When the CFPB plays this role, I and other attorneys general have a partner with which we can more effectively confront abusive business practices within our borders and win relief. For example, the CFPB filed suit against an online payday lender — CashCall — that unlawfully operated in the district and other states that outlaw payday lending. My office also filed a suit against CashCall alleging that the lender had violated district laws by charging consumers interest rates that ranged from 80 to 169 percent.
The CFPB won a ruling in 2016 that CashCall was guilty of deceptive and abusive business practices, and our office recently settled our lawsuit against CashCall, gaining nearly $3 million in restitution and debt forgiveness for consumers in the district.
Payday lending is far from being the only area where the CFPB’s national leadership has proved invaluable. Since the agency began operations in 2011, it has handled more than a million consumer complaints and returned nearly $12 billion to the pockets of more than 29 million consumers wronged by financial institutions — five times more than the agency itself costs taxpayers to fund. The CFPB has reached multiple settlements with banks, debt collectors and other predatory lenders that harmed consumers.
It also took the strategic lead on regulating other key industries that preyed on vulnerable consumers. For example, partnering with several state attorneys general, the CFPB took action against a number of predatory for-profit colleges, forcing them to pay restitution to consumers the schools lured in with unrealistic promises of a degree and gainful employment.
Now, with Mulvaney gutting the CFPB and giving more leeway to financial miscreants in the name of Mulvaney’s new “strategic priorities” to “recognize free markets and consumer choice,” the burden of standing up to giant, deep-pocketed financial institutions falls more heavily on state attorneys general with the resources and willingness to stand up for the consumers they serve.
One way attorneys general are stepping up is in joining amicus briefs opposing Mulvaney’s appointment as interim director and seeking to preserve the CFPB’s independence in the wake of Mulvaney’s support for turning the agency into yet another political pawn for Congress and the White House.

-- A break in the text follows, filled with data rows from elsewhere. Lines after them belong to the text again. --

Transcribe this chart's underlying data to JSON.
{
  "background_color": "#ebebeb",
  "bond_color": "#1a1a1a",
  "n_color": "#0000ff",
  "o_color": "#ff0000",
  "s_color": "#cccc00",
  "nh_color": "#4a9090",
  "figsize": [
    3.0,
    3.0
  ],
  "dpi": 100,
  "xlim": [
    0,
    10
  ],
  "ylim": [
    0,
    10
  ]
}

We will be stepping up our efforts to safeguard consumers in other ways as well by bringing individual and multistate suits against financial services companies that harm consumers.
But, in the end, such efforts are by nature piecemeal and can’t replace the power the CFPB has to protect consumers across all states equally. Our end goal must be to be to pull the CFPB back to its original mission and away from subservience to the financial services industry and its army of well-heeled lobbyists. We cannot in good conscience abide businesses operating on a model of keeping consumers trapped in a web of indebtedness while an agency that has “consumer financial protection” in its name decides its strategic priority is to no longer financially protect consumers.